This is a young adult dystopian novel taking place in an alternate reality in which the discovery of “halves” in the past has drastically altered the present. Each time a child is born, a paired “half” is born on the same day in some location around the globe. Halves are matched with their counterparts on their eighteenth birthdays and are (usually) smitten and, from that day forward, unable to live without each other. When one half is in pain, the other feels it. When one half dies, the other usually does, too.

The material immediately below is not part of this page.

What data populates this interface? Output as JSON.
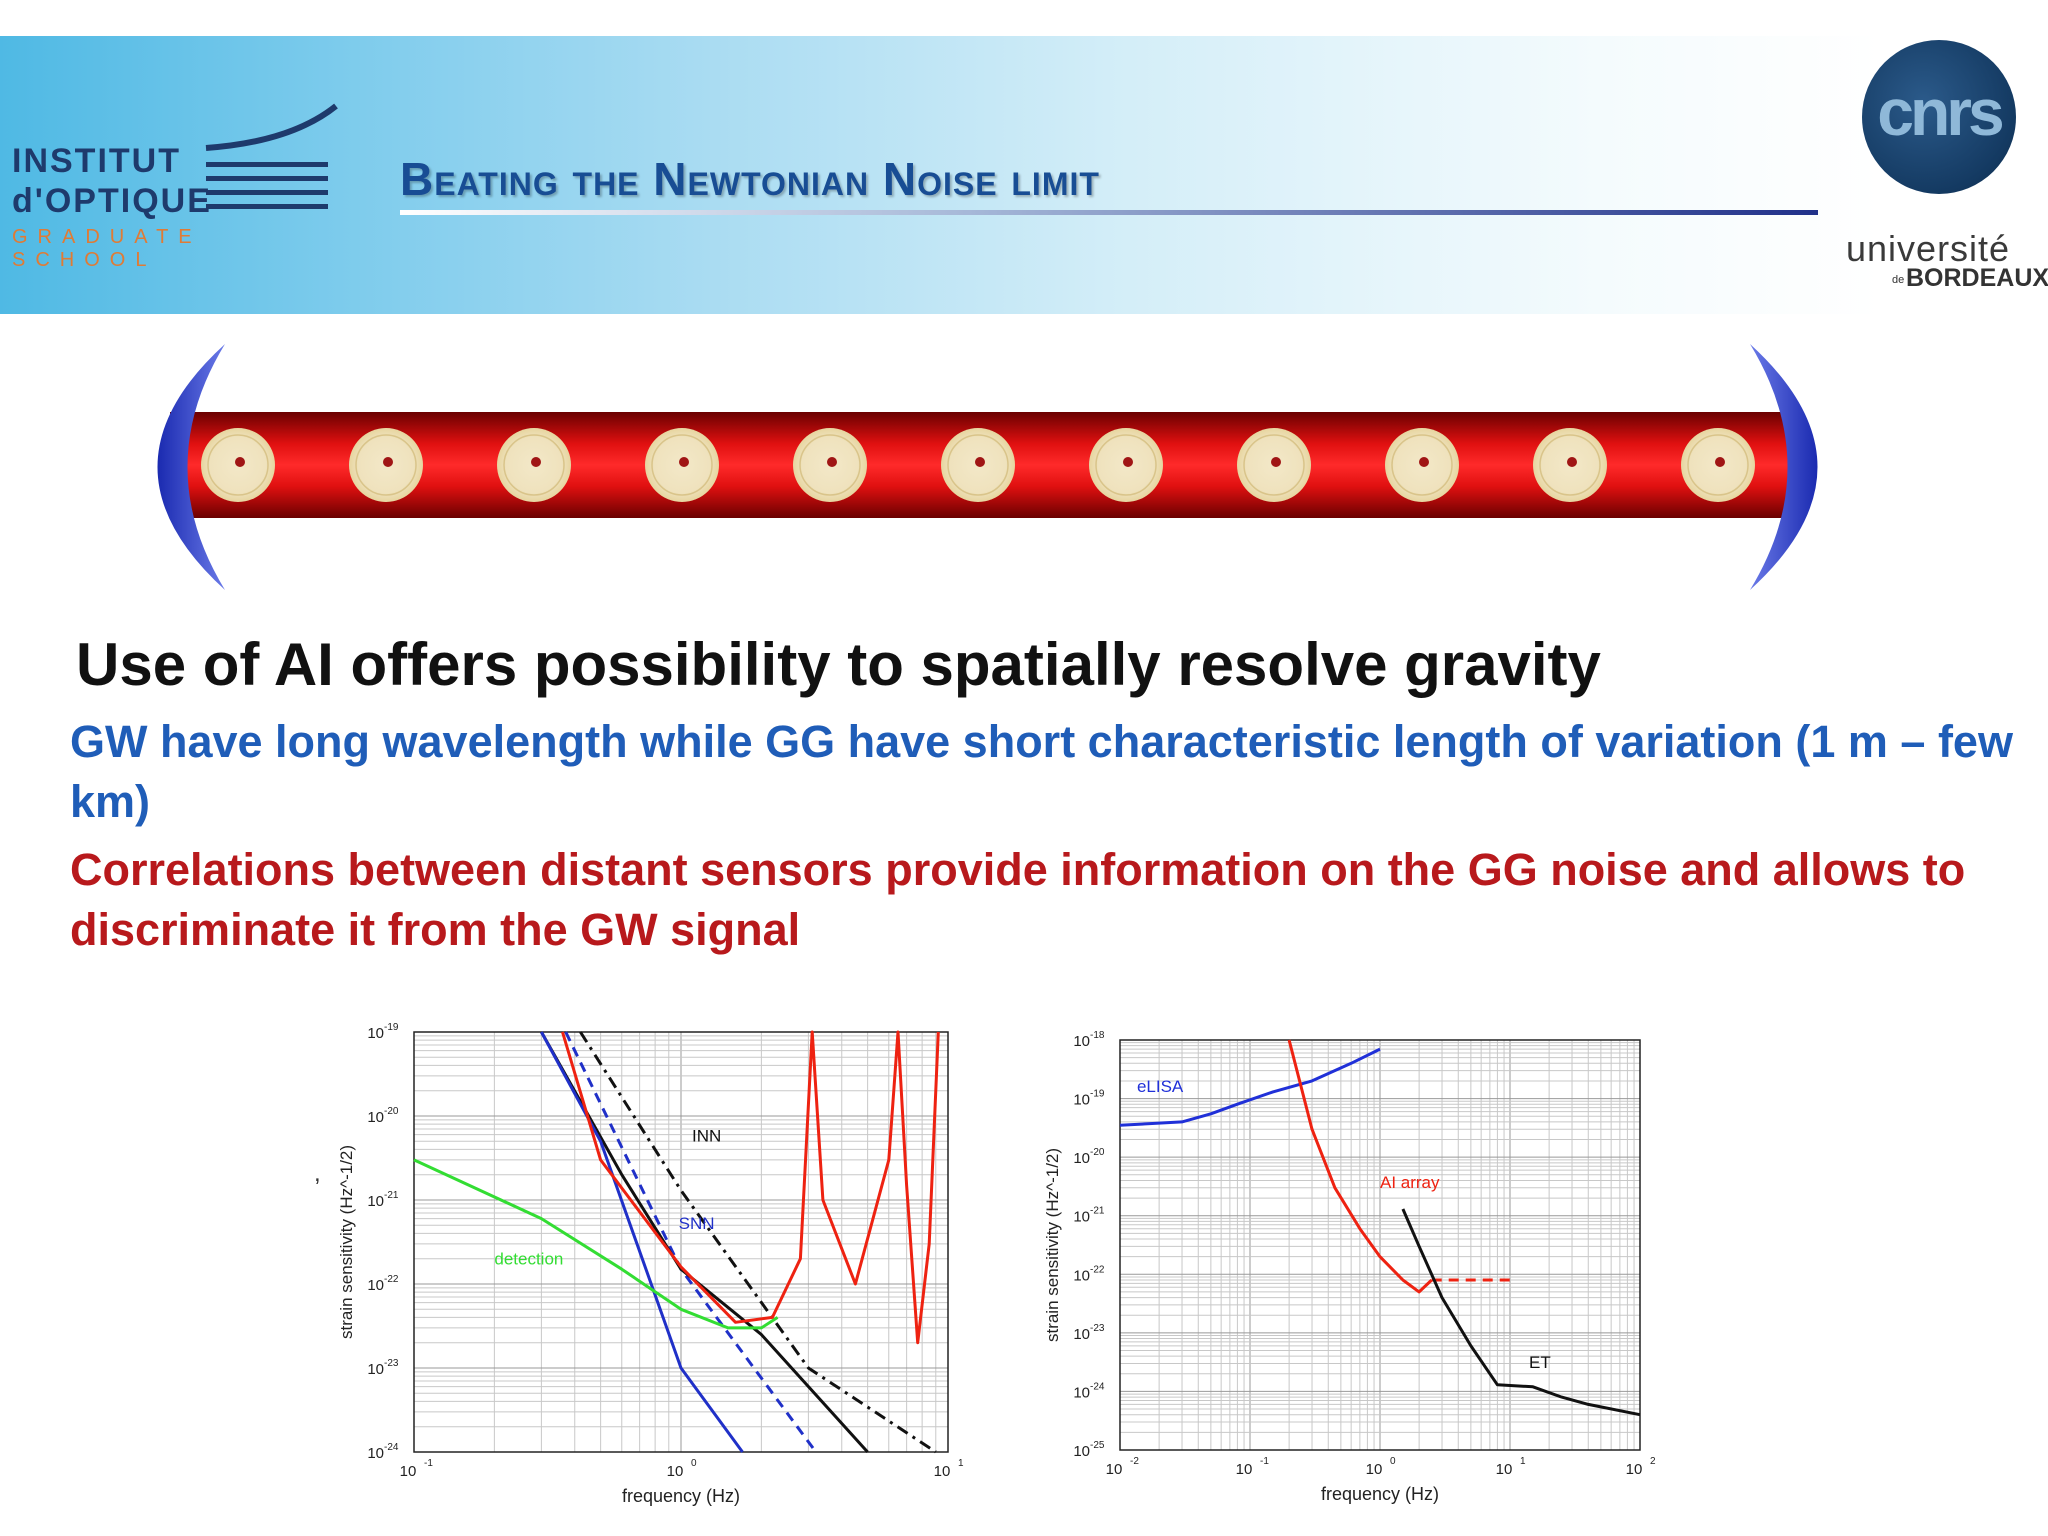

The protagonist, Aaron, has an abnormal condition: his clairvoyance, the element linking people to their halves, was injured at birth, and doctors fear there will be a problem when he meets his half. In the meantime, Aaron is stubborn and hot-headed. He doesn’t buy the concept of halves, noting that there was a time in human history when people chose their own mates. Just before his eighteenth birthday, he meets Amber, an attractive girl with whom he falls in love. And Amber’s birthday is the same as Aaron’s, so it looks like they might even be halves. But there’s a problem: Clive. Clive is violent, and his father is a sinister doctor doing research that seems to be less than legal. Clive’s birthday, of course, is the same as Aaron’s and Ambers, and Clive insists he is Amber’s half. In fact, Amber and Clive have been identified as halves since they were babies, a practice that is generally frowned upon.
When Amber doesn’t seem to want to submit to Clive, Aaron hopes maybe she will be assigned as his half. But he finds out that Clive (and his father) have an operation planned that will make Amber docile, the perfect wife but no more than an empty, non-resistant shell.
The book builds up to Aaron finding out who his half is. Of course I’m not going to ruin it. This is a great read for a high-school student, especially a male reader. There’s plenty of action and teenage aggression and lust. It’s a page turner from the start. The one thing that bothered me was the absence of Aaron’s parents. At times, things were happening, like kids entering the house at midnight, and the parents didn’t wake up. Also, Aaron got beat up a few times, but his parents didn’t seem too aware of that fact. Other than that, I enjoyed the story and would definitely recommend it to hesitant readers in my high school English class. It’s a compelling read that, I believe, would keep them turning the pages. I’ll admit, I lost some sleep over this book, as the pages compel you to turn… despite the fact that it’s past bedtime!